Secondo Winnicott, la comunicazione ha inizio con la trasmissione reciproca di stati d’animo tra madre e bambino ancor prima della nascita. I sentimenti della madre verso di lui vengono infatti colti sin dall’utero sul piano immaginativo e successivamente nel suo ‘essere’ a partire dall’infanzia. Nella teoria della comunicazione da lui elaborata, è basilare il concetto paradossale di un sé non comunicabile e isolato che non solo non comunica, ma non deve mai essere in comunicazione; per cui ogni individuo è a sé stante e, di conseguenza, deve essere rispettato il diritto di non comunicare. L’allargamento e l’elaborazione dei temi relativi al rapporto più significativo per ogni persona, l’inizio della vita, si sviluppa nella tematica della comunicazione del sé individuale e della necessità di un sé privato e recondito. Il processo immaginativo nidifica in questo sé segreto che non solo ha il diritto di non comunicare ma, fondamentalmente, «non deve mai essere in comunicazione o essere influenzato dalla realtà esterna»[12].

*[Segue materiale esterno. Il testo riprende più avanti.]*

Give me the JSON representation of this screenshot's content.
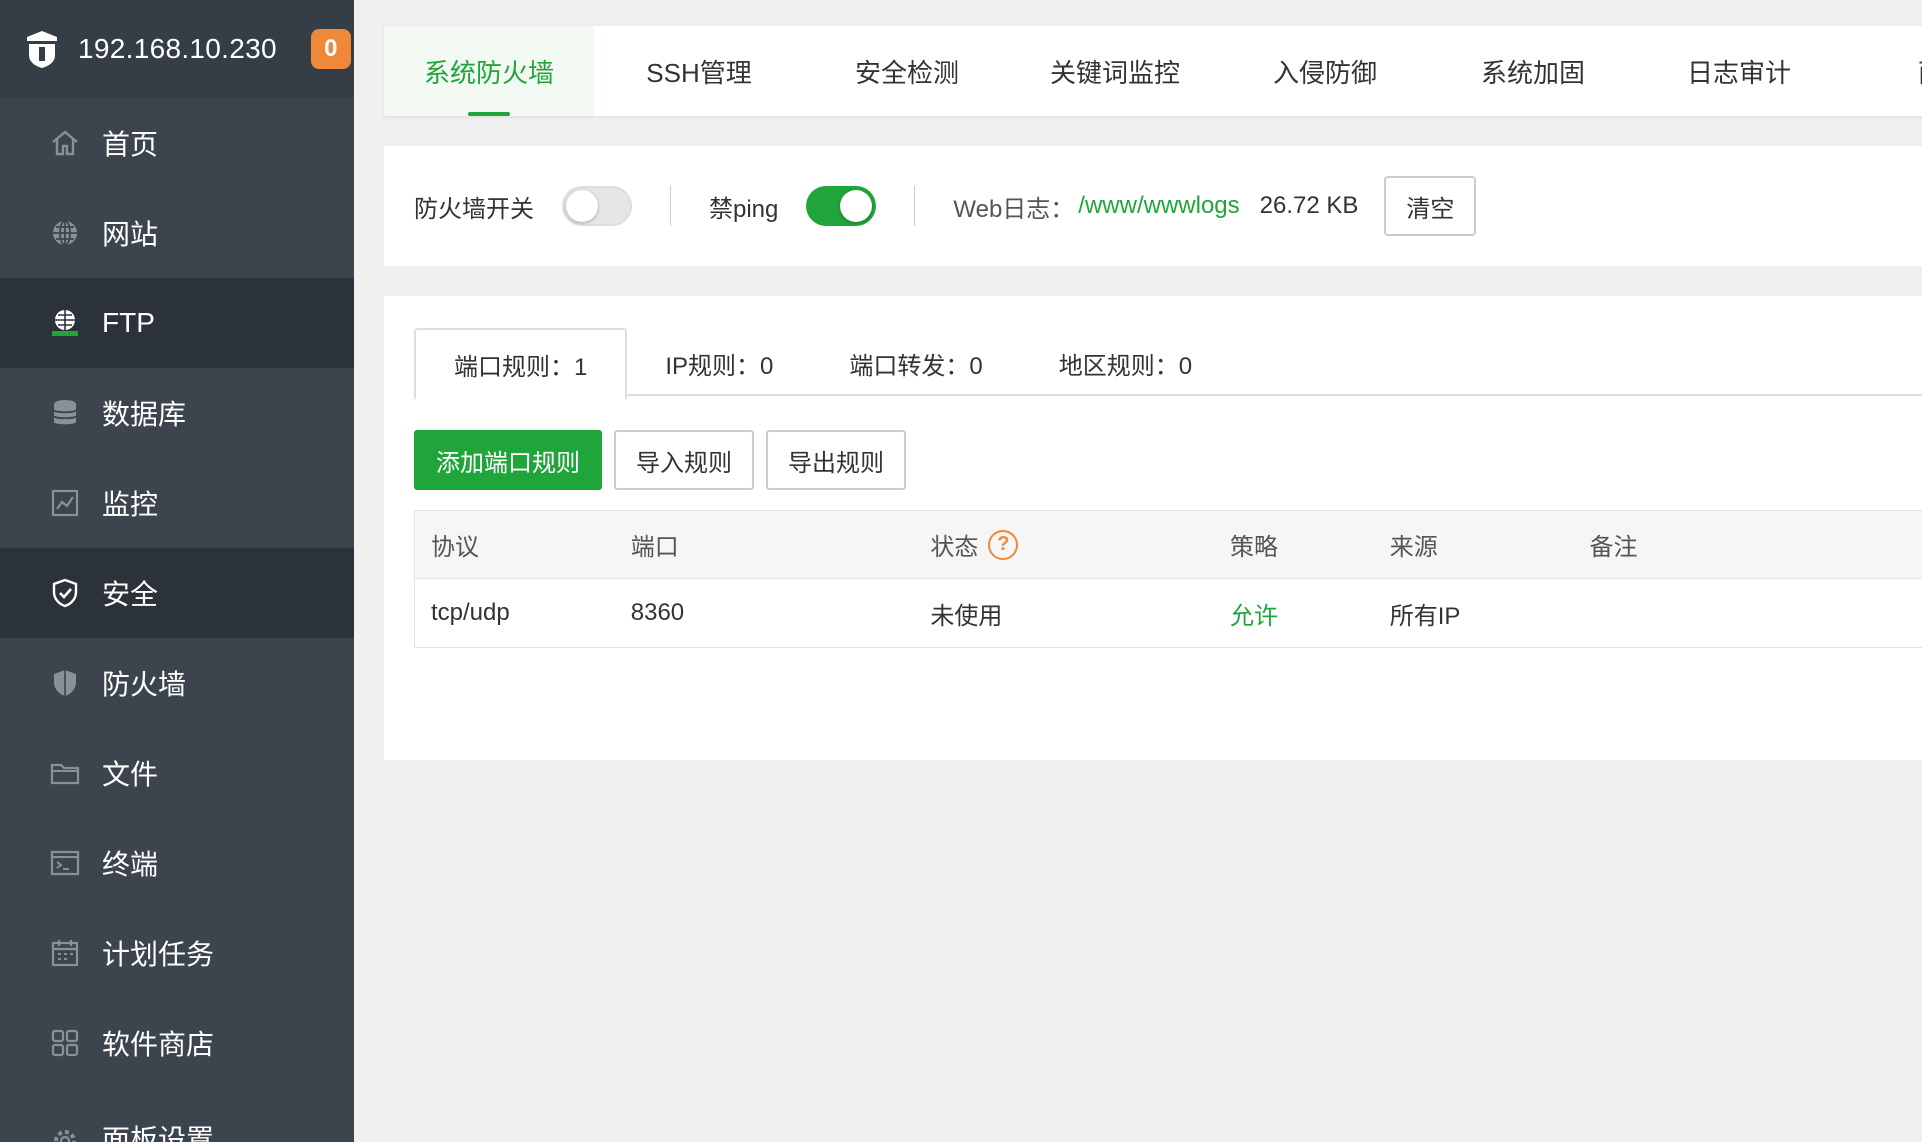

Come sottolineato da Prieto, Lopez e Ferrandiz[13], gli studi sulla creatività riconoscono inoltre l’importanza delle variabili personali, quali le competenze, gli interessi, le attitudini, la motivazione, l’intelligenza, le conoscenze, le abilità, le abitudini, le opinioni, i valori e gli stili cognitivi, ma insistono anche nel considerare la creatività come il prodotto degli effetti combinati di queste caratteristiche individuali con fattori sociali, culturali e ambientali.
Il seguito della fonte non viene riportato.